Yesterday, a memory from 2015 popped into my Facebook feed: my reflection on that year’s Chicago Marathon. There were some parallels…
Then I reported that I had completed 5 marathons. 2 faster and 2 slower. Now I’ve run 9 marathons, 4 faster and 4 slower. My last Chicago was my first since turning 50. This was my 5th. Using age-graded calculations (like this one from Runner’s World), this could be considered my fastest (3:33:40 vs. 3:34:26 for my actual marathon PR set in New Jersey at age 48). This proves that qualifying for Boston actually gets harder as we age, not easier, as so many younger runners seem to believe.

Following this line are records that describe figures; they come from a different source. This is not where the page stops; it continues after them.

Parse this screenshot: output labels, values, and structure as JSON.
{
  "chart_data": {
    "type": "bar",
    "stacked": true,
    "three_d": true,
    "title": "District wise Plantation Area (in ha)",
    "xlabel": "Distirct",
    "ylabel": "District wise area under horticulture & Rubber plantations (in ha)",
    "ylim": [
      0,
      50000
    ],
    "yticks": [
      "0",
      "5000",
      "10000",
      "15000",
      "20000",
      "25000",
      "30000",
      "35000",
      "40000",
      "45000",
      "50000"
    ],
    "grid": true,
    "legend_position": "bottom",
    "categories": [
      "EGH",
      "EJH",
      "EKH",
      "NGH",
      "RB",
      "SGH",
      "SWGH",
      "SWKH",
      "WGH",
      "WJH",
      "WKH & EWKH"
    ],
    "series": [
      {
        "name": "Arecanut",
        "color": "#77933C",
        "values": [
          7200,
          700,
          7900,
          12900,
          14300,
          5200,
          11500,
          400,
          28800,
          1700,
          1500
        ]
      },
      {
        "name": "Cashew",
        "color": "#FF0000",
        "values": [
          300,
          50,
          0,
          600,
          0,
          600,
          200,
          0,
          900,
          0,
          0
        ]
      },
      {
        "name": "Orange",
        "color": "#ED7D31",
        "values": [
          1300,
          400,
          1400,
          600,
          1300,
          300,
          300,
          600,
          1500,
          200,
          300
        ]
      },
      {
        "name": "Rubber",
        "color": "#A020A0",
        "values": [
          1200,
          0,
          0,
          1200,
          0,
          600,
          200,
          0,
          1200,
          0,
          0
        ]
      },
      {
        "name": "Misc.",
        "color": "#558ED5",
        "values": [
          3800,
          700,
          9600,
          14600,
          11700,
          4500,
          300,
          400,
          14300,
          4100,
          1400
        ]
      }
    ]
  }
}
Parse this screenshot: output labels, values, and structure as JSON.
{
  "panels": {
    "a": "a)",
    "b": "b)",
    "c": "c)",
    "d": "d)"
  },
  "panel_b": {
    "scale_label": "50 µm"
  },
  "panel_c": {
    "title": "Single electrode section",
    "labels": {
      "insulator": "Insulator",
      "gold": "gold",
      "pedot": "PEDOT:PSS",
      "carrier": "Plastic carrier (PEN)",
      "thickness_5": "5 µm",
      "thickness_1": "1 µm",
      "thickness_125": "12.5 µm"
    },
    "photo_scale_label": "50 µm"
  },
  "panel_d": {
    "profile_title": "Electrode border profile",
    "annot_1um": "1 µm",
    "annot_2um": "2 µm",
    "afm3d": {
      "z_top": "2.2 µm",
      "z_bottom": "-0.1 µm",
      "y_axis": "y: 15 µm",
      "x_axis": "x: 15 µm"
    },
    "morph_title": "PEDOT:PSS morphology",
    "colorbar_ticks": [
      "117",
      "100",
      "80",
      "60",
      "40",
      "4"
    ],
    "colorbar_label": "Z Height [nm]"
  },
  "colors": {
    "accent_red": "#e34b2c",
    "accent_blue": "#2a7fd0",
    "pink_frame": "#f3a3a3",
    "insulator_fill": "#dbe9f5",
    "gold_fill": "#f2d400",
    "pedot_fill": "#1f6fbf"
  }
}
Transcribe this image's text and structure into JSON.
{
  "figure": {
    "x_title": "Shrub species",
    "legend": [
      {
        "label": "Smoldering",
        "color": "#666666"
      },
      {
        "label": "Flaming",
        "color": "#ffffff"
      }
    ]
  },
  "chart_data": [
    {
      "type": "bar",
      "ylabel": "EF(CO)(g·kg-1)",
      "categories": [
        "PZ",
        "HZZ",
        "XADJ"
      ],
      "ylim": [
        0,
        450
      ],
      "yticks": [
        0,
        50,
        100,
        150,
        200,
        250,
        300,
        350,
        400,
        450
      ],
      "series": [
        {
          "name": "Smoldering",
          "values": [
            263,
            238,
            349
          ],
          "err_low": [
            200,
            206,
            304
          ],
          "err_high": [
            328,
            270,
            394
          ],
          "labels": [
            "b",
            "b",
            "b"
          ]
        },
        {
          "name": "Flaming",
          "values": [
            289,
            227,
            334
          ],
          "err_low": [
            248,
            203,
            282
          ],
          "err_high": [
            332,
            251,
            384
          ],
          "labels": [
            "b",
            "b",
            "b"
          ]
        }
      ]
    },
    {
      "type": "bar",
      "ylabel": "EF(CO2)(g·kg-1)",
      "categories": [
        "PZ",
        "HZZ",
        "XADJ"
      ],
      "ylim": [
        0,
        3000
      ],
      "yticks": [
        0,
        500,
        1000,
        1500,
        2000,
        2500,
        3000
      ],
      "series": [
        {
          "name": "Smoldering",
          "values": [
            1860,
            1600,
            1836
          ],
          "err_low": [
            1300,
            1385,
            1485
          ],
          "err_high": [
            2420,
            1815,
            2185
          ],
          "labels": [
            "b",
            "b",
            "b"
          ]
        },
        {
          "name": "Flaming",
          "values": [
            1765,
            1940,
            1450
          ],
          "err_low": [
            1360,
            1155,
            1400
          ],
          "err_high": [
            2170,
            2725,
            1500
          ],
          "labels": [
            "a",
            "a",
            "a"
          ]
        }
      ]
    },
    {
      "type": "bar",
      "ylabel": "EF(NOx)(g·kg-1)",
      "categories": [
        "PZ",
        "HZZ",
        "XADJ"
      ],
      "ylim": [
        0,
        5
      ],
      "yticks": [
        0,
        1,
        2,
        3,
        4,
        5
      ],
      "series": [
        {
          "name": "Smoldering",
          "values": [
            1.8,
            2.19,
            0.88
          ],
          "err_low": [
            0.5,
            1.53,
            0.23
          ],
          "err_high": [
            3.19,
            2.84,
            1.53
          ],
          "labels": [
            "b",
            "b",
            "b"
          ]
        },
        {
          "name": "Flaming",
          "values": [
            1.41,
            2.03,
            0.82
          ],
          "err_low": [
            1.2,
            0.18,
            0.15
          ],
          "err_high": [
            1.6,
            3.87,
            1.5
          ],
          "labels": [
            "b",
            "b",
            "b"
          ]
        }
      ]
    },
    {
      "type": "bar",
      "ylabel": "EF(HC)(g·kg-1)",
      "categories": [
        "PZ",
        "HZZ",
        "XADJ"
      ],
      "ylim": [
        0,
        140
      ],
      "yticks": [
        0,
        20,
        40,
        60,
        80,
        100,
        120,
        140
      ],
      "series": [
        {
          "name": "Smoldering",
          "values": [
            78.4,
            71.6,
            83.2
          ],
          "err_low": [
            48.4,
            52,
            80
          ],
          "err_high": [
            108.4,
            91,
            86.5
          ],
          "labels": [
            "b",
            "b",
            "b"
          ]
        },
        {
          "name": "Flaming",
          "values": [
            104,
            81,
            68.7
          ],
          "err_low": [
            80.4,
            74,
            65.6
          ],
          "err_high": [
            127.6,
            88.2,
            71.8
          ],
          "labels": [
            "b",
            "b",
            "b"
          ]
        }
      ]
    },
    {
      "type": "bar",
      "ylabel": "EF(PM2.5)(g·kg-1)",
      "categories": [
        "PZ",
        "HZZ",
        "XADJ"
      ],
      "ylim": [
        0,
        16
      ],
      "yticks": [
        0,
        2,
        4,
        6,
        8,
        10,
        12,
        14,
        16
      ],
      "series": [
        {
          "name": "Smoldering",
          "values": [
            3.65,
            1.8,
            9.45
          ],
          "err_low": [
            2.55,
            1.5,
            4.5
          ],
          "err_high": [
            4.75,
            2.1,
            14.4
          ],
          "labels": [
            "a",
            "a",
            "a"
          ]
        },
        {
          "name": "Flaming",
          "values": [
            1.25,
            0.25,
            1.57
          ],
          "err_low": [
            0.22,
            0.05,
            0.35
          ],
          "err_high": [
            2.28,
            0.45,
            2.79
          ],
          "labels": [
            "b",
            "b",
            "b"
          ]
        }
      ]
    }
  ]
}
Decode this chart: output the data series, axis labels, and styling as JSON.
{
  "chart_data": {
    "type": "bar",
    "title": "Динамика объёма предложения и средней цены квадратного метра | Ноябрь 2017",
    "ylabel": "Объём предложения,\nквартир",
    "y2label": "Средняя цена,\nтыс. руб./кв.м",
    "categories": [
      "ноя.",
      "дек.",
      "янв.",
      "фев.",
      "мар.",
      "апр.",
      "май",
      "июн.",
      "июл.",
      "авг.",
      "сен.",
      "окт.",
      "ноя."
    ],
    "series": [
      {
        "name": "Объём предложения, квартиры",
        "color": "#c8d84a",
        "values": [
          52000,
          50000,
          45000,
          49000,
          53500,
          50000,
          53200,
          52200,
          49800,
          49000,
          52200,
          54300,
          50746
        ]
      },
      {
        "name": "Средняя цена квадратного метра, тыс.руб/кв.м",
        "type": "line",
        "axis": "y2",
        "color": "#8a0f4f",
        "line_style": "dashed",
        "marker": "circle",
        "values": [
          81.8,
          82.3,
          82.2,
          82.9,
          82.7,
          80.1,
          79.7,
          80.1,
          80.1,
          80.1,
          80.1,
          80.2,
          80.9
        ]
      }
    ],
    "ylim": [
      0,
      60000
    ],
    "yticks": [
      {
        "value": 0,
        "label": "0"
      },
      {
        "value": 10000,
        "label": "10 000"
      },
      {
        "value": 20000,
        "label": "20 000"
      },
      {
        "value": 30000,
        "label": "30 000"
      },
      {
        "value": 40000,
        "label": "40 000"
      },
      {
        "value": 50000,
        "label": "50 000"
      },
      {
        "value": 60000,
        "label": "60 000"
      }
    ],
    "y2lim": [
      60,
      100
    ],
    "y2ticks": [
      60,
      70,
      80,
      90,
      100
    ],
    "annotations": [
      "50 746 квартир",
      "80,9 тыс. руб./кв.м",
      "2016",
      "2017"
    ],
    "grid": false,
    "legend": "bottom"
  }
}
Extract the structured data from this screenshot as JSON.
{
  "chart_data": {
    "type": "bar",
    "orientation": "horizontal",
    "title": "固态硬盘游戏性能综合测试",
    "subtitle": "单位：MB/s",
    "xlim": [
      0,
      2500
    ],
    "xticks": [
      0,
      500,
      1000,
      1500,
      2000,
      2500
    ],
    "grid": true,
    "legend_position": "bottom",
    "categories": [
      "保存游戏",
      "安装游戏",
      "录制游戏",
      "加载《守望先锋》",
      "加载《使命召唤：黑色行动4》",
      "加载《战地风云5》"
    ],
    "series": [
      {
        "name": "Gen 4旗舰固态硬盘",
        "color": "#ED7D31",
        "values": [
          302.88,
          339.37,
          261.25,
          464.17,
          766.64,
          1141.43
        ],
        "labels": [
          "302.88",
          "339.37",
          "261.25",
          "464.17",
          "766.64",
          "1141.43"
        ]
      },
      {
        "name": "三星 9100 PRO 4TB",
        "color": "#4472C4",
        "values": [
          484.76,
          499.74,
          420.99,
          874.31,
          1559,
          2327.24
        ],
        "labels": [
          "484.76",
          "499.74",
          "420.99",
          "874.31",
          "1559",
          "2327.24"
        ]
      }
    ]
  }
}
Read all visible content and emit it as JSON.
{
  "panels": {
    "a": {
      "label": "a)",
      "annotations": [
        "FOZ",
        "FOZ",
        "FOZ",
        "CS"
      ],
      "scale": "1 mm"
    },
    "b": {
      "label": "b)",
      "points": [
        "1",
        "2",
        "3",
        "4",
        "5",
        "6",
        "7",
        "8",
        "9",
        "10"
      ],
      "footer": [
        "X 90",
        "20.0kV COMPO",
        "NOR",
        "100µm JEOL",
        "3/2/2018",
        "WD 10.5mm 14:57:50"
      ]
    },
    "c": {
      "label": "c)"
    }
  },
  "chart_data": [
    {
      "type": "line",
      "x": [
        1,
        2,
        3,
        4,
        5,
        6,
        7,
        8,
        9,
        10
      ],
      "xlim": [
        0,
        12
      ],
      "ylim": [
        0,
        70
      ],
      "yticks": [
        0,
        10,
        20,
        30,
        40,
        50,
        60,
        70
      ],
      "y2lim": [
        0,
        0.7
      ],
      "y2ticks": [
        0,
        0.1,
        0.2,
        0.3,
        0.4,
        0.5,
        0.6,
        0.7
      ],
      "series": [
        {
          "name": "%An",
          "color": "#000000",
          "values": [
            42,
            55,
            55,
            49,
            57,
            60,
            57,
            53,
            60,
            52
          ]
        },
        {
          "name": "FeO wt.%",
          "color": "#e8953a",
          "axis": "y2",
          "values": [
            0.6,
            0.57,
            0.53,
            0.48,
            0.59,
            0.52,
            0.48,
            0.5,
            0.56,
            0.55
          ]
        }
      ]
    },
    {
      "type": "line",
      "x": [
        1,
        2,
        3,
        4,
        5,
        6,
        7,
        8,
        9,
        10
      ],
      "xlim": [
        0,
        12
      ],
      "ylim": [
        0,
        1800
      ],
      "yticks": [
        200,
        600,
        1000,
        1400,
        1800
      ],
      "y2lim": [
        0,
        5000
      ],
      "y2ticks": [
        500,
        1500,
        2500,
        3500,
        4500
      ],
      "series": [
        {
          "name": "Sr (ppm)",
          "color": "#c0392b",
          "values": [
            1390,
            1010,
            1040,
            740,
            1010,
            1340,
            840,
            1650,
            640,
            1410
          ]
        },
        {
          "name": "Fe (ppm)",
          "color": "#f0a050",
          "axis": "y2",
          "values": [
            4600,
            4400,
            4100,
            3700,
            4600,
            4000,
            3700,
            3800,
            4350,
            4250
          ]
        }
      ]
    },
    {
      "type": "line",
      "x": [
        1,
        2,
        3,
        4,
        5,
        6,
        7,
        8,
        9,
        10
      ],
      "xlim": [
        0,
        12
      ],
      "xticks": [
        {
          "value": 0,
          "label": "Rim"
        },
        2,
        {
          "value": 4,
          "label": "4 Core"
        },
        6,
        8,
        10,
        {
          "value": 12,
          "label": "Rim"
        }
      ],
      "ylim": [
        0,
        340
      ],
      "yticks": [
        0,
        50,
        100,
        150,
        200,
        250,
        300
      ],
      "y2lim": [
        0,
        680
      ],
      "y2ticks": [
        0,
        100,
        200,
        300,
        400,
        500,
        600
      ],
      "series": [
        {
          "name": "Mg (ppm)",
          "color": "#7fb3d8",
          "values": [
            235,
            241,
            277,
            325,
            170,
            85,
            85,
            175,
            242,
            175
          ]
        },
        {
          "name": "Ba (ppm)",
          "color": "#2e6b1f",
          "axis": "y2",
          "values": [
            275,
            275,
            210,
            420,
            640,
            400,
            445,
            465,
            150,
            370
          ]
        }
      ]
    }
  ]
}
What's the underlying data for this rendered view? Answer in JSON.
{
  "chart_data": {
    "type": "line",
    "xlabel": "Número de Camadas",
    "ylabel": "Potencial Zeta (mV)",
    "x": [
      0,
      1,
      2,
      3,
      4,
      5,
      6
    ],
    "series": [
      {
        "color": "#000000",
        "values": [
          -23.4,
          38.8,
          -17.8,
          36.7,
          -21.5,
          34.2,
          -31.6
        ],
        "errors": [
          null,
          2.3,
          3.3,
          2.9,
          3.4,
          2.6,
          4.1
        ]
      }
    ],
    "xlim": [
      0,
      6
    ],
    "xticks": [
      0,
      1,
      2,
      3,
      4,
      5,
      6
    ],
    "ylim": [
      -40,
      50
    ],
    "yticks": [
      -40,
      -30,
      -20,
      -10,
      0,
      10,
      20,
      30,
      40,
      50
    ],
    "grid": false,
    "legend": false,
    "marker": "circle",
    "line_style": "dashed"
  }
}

But that’s an analysis I’ll save for another day.
In the 2015 post, I also reported on the results of my fundraising effort. This year I mobilized 36 people to raised $2,004 for Gilda’s Club Chicago. A huge thank you to everyone who gave and/or shared the link!!!
Four years ago, from back in New Jersey I declared “I love Chicago! Can guarantee it won’t take me so long to get back there (although maybe not to run another marathon).” You all know how that turned out!
I also said, “I’m very happy to have shared this experience with friends, from those that shared the training miles, were running other major races this past weekend to those at dinner Saturday night, on the course with me, those I saw along the course cheering and yelling my name, and all of you in FB land that wished me well! Thank you!” The same holds true today x10. Read my other blogs from the past two weeks for more on that (What a difference a year makes and Three reasons this year’s Chicago Marathon is extra special). I don’t think I have ever been more supported on a marathon course, had more people tracking me, had such a celebratory marathon weekend overall, or had such a fun training cycle!
The major difference this year and my last Chicago Marathon is that I didn’t fall short of my goal. I didn’t really have a time goal per se once I was realistic about my readiness to BQ. I was thinking that maybe I could manage a 4:09 finish. I probably started out a little too fast, but kept my heart rate in check all of the way (except a huge spike close to my max as I passed through the 3Run2 Cheer Zone at mile 20). I did manage to reach my goals of running strong throughout and never hitting ‘the wall.” I finished in 4:15:44.
Today I feel really good. I’m tempted to start planning for the next one, but for now I’m going to focus on gratitude. I am grateful for all of the people that supported me this past weekend and in the past weeks and months. I am especially grateful that I am simply able do this. I am grateful to be part of a sport where a women can beat the World Record and 54 year old empty-nesting mom like me can run the same course and cross the same finish line a mere 2 hours and 40 seconds later.
I also feel pretty fortunate that I can share everything about this wonderful sport with someone I love so much. Thank you, Kurt, for being a big part of all of this!